Und dieser Ausfall beinhaltet nur dir unmittelbar messbaren Kosten. Die deutsche Automobil-Industrie, bei welcher Just-in-Time seit Jahren praktiziert wird, musste Anfang März zum wiederholten Male ihre Produktion runter fahren. Nach dem Fehlen von Halbleiter 2021, fehlen nun, unter anderem, Kabelstränge, welche in der Ukraine hergestellt werden. Die Folgen davon sind massive Lieferverzögerungen, teilweise erhöhen sich die Lieferzeiten gar um ein Mehrfaches. Davon betroffen sind alle Autobauer, auch deren Nutzfahrzeugsparte. Für viele Transport-Unternehmen ein Problem und das kann bisweilen dazu führen, dass eine bisherige Markentreue in Frage gestellt wird. Die Auswirkungen davon verändern die Nachfrage langfristig. Für die betroffenen Unternehmen können Lieferschwierigkeiten so zu einem noch viel grösseren wirtschaftlichen Schaden führen als dies jetzt quantifizierbar ist.

 

Von Beschaffungsstrategien und Lieferantenmanagement

Diese rein betriebswirtschaftliche Sichtweise, die zweifelsohne ihre Berechtigung hat, berücksichtigte die Komplexität der Lieferketten und ihre Einflüsse jedoch ungenügend. Die Unternehmen reduzierten die Zahl der Lieferanten mit denen sie zusammenarbeiten. Dadurch gewannen sie an Bedeutung bei den übrig gebliebenen Lieferanten und erhielten bessere Konditionen. Zudem konnten Sie ihre Beschaffungsprozesse vereinfachen. Doch damit einhergehend stieg nicht nur die Abhängigkeit auf dem Beschaffungsmarkt, es reduzierten sich auch mögliche Alternativen.
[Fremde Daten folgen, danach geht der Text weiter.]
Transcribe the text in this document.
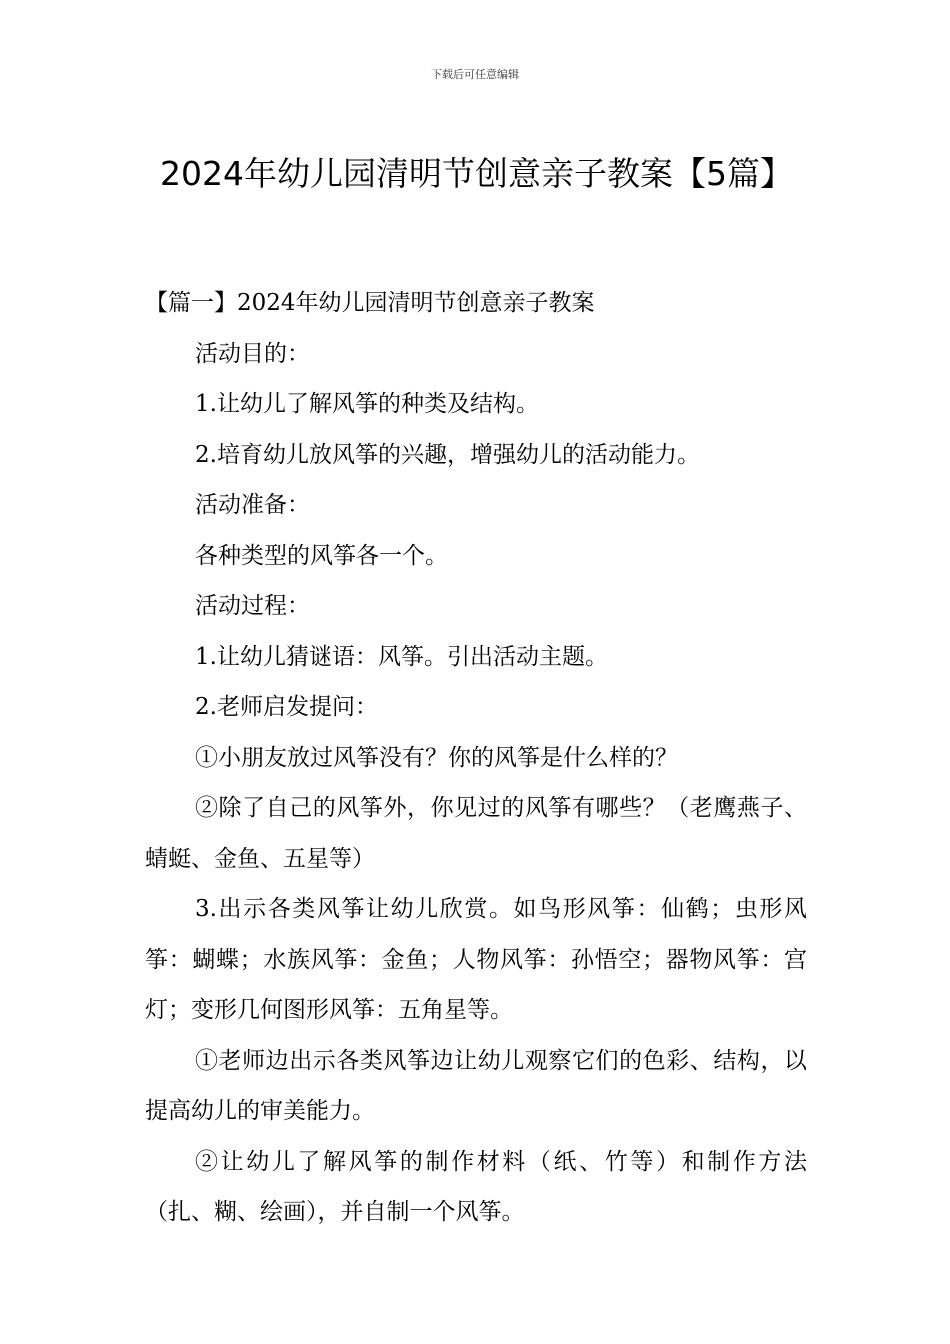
下载后可任意编辑
2024年幼儿园清明节创意亲子教案【5篇】

【篇一】2024年幼儿园清明节创意亲子教案

活动目的：

1.让幼儿了解风筝的种类及结构。

2.培育幼儿放风筝的兴趣，增强幼儿的活动能力。

活动准备：

各种类型的风筝各一个。

活动过程：

1.让幼儿猜谜语：风筝。引出活动主题。

2.老师启发提问：

①小朋友放过风筝没有？你的风筝是什么样的？

②除了自己的风筝外，你见过的风筝有哪些？（老鹰燕子、蜻蜓、金鱼、五星等）

3.出示各类风筝让幼儿欣赏。如鸟形风筝：仙鹤；虫形风筝：蝴蝶；水族风筝：金鱼；人物风筝：孙悟空；器物风筝：宫灯；变形几何图形风筝：五角星等。

①老师边出示各类风筝边让幼儿观察它们的色彩、结构，以提高幼儿的审美能力。

②让幼儿了解风筝的制作材料（纸、竹等）和制作方法（扎、糊、绘画），并自制一个风筝。
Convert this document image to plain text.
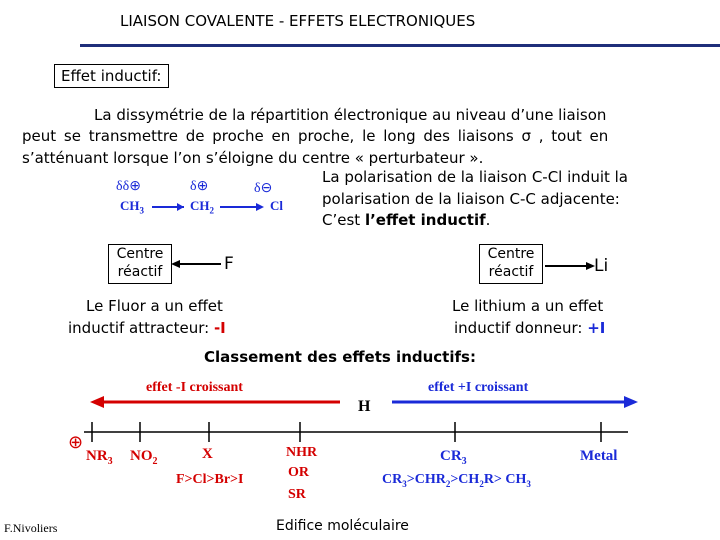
LIAISON COVALENTE - EFFETS ELECTRONIQUES
Effet inductif:
La dissymétrie de la répartition électronique au niveau d’une liaison
peut se transmettre de proche en proche, le long des liaisons σ , tout en
s’atténuant lorsque l’on s’éloigne du centre « perturbateur ».
La polarisation de la liaison C-Cl induit la
polarisation de la liaison C-C adjacente:
C’est l’effet inductif.
δδ⊕	δ⊕	δ⊖
$CH_3$	$CH_2$	Cl
Centre
réactif	F
Le Fluor a un effet
inductif attracteur: -I
Centre
réactif	Li
Le lithium a un effet
inductif donneur: +I
Classement des effets inductifs:
effet -I croissant	effet +I croissant
H
⊕
$NR_3$ $NO_2$	X
F>Cl>Br>I
NHR
OR
SR
$CR_3$	Metal
$CR_3>CHR_2>CH_2R> CH_3$
F.Nivoliers	Edifice moléculaire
Was letzten Endes dazu führte, dass auf gewissen Märkten einige wenige Lieferanten eine beherrschende Stellung eingenommen hatten. Oder zumindest von sehr grosser Bedeutung waren. Wie diejenigen Fabriken in Japan, die früher wichtige Lieferanten für die Halbleiter- und Leiterplattenherstellung waren. Beim Tsunami im Jahr 2011 wurden vieler dieser Fabriken zerstört. Dadurch waren die von ihnen belieferten Industrien nicht mehr in der Lage, ihre eigenen Lieferversprechen einzuhalten. Das war der Auslöser, weshalb Toyota ihre Bestände in dieser Produktgruppe wieder erhöht hatte.

Jedes Unternehmen muss seine Lieferketten kennen und – im Rahmen seiner Möglichkeiten – überwachen. Es sollte eng mit seinen Lieferanten zusammenarbeiten um zu wissen, was in deren Unternehmen und ihren Märkten vor sich geht. Aber es benötigt auch kritische Informationen von ausserhalb. Es geht darum, die Fähigkeit zu entwickeln und zu antizipieren, wann und wo Störungen auftreten können. Erst dadurch können geeignete Massnahmen ergriffen werden, um das Unternehmen erfolgreich in die Zukunft zu führen.

 

Die richtige Herangehensweise

Keine Frage, die Bestände sollten nicht zu hoch sein. Aber eben auch nicht zu tief. Resiliente Lieferketten beinhalten nicht nur ein aktives Lieferantenmanagement, sondern auch die auf ihre Situation angepasste Beschaffungs- und Lagerhaltungsstrategie. Als Basis dient hierbei eine gründliche Analyse der bereits vorhandenen Daten. Der parallel dazu stattfindende Wissensaustausch zwischen den internen Spezialisten und dem externen Berater, dient der Berücksichtigung aller möglicher Einflüsse und deren Auswirkungen. Darauf aufbauend entwickelt der Profi für Supply Chain Management die optimale Strategie.

Das löst nicht alle Probleme. Aber es macht die eigenen Lieferketten widerstandsfähiger und ermöglicht den Unternehmen die Chance, besser auf Disruptionen vorbereitet zu sein und Anzeichen für Probleme früher zu erkennen. Sollten ihre Lieferketten dennoch aus dem Gleichgewicht geraten, können sie sofort reagieren und erhalten dadurch einen klaren Wettbewerbsvorteil gegenüber ihren Mitbewerbern. Bestenfalls gehen sie sogar gestärkt aus solch einer Krise. Insbesondere dann, wenn sie von den Vernachlässigungen ihrer Konkurrenz profitieren und dadurch ihren Marktanteil ausbauen können.